Azure App service slot and swap deployment using circleci config.yml

Azure App service slot deployment using circleci config.yml
Need to add a step to deploy to production slot or staging slot then modify the config to swap the deployment
Description: When i run this config file then it deploys to production slot of azure app service by default , but i want to deploy to stage slot first and then do a swap .
below file is working fine but need some configuration changes so that i should be able to deploy to stage slot and then swap the slot to the production slot .

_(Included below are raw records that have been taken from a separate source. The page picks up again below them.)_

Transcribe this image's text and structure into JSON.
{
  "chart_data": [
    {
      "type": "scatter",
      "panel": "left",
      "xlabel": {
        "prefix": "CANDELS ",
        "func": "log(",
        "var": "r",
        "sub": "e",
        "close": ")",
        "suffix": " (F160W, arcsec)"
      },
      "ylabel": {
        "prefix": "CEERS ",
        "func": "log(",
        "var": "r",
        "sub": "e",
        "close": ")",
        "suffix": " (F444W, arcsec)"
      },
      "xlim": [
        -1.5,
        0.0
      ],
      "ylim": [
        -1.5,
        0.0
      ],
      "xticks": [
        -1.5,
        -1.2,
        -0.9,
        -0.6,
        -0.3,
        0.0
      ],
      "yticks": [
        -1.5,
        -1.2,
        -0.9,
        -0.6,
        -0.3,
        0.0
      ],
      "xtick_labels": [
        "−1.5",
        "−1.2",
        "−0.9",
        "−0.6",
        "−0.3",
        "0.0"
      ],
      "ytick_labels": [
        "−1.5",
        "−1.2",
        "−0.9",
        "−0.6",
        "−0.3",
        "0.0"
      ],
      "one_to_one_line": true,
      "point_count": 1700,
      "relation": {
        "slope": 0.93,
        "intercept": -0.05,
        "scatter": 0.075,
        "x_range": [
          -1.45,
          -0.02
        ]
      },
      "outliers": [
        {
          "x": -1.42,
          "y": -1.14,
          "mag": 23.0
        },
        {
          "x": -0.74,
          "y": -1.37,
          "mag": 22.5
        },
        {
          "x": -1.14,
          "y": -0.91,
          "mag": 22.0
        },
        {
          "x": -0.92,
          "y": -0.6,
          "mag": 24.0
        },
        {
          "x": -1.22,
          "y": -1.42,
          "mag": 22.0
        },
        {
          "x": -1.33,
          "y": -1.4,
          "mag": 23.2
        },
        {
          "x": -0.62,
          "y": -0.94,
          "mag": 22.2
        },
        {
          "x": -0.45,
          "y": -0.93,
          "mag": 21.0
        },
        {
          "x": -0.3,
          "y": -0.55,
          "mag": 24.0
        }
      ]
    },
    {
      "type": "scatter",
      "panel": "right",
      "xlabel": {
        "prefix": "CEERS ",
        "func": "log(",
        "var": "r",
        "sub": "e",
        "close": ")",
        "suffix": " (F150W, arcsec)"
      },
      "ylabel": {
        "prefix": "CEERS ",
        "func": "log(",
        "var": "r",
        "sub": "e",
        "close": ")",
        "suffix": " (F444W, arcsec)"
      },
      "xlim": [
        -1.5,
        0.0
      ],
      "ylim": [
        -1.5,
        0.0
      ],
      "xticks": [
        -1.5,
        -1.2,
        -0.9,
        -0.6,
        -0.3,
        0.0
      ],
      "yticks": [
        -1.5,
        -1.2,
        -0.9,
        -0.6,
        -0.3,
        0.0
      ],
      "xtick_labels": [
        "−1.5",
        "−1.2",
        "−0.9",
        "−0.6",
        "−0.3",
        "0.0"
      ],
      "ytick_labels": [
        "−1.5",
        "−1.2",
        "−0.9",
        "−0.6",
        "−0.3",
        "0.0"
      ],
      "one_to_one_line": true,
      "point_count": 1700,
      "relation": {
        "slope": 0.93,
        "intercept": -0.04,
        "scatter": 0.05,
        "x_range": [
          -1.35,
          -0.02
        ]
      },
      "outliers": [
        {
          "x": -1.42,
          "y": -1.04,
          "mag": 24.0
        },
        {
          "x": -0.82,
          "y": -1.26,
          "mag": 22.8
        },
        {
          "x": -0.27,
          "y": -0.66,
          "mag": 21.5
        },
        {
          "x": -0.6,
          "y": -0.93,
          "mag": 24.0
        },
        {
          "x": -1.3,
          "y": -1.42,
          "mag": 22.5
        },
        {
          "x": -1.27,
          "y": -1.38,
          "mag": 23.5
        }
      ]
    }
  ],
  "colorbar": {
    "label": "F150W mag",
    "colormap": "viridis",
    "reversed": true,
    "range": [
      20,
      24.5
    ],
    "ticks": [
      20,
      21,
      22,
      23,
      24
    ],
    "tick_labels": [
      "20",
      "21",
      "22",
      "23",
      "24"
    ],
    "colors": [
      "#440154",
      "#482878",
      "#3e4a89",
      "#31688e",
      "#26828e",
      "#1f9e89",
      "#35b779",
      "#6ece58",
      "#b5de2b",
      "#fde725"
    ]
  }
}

Using Circleci config.yml , below is my config.yml
version: 2.1
jobs:
build:
docker:
- image: circleci/node:10.16.3
steps:
## Fetch all release tags
- checkout
- run:
name: Install Node.js dependencies with Npm
command: npm install
- run:
name: Test
command: CI=true npm run coverage
dev-deploy:
machine: true
steps:
- checkout
- run:
name: create / update infrastructure
command: |
docker login -u $REGISTRY_UN -p $REGISTRY_PW $REGISTRY_SERVER
docker run --rm -it -e TF_VAR_repo_branch=$CIRCLE_BRANCH -e vaultkey=$VAULT_KEY -v `pwd`:/dp/config dockerimage/dpdeployer:beta-1.0 .dp.yaml
workflows:
version: 2
build_and_test_publish:
jobs:
- build
# - hold: # <<< A job that will require manual approval in the CircleCI web application.
# type: approval # <<< This key-value pair will set your workflow to a status of "On Hold"
# requires: # We only run the "hold" job when test2 has succeeded
# - build
- dev-deploy:
requires:
- build
filters:
branches:
only : feature/appservice
Hmmm, this may be a good link to review: Deploy to Azure from CircleCI
But, I think it comes down to how you want to deploy your code to Azure App Service. There are a lot of different ways to do so. Checking your config, you are using Docker already. This link, https://learn.microsoft.com/en-us/azure/app-service/containers/tutorial-custom-docker-image , talks about the steps for deploying your container as an Azure App Service.
The gist of it seems to be you need to configure your WebApp to pull from a docker registry per Azure app slot .
Then after a successful build, have circleci push/tag the docker image to that registry. Then Azure App Service will start up the new version of the app.
For jumping between Azure App service slots, you could have your circleci config push to different docker registry image tags. This would require setting up each Azure App Service slot with a slightly different config. For example ...
# Dev
az webapp config container set --name <app-name> --resource-group <rg> --docker-custom-image-name <registry-name>/mydockerimage:$VERSION_FOR_DEV ...
# Staging
az webapp config container set --name <app-name> --resource-group <rg> --docker-custom-image-name <registry-name>/mydockerimage:$VERSION_FOR_STAGE ...
In your circleCI config, when you setup your pipeline between dev , stage and production jobs. Dev and Stage jobs would either do docker pushes or tagging for you. And the Production job does the swap for you for the final step. Something like this...
prod-deploy:
steps:
- run:
name: swap staging and product slots
command: az webapp deployment slot swap -g MyResourceGroup -n MyUniqueApp --slot staging --target-slot production
Also see: https://learn.microsoft.com/en-us/cli/azure/webapp/deployment/slot?view=azure-cli-latest#az-webapp-deployment-slot-swap
Hopefully this helps..and I did not misunderstand your question. 🤞
Yes, it worked!!! Thanks
Although as per our current deployment structure , We are using a deploy script and handling swapping from there and then deploying an application through CircleCI.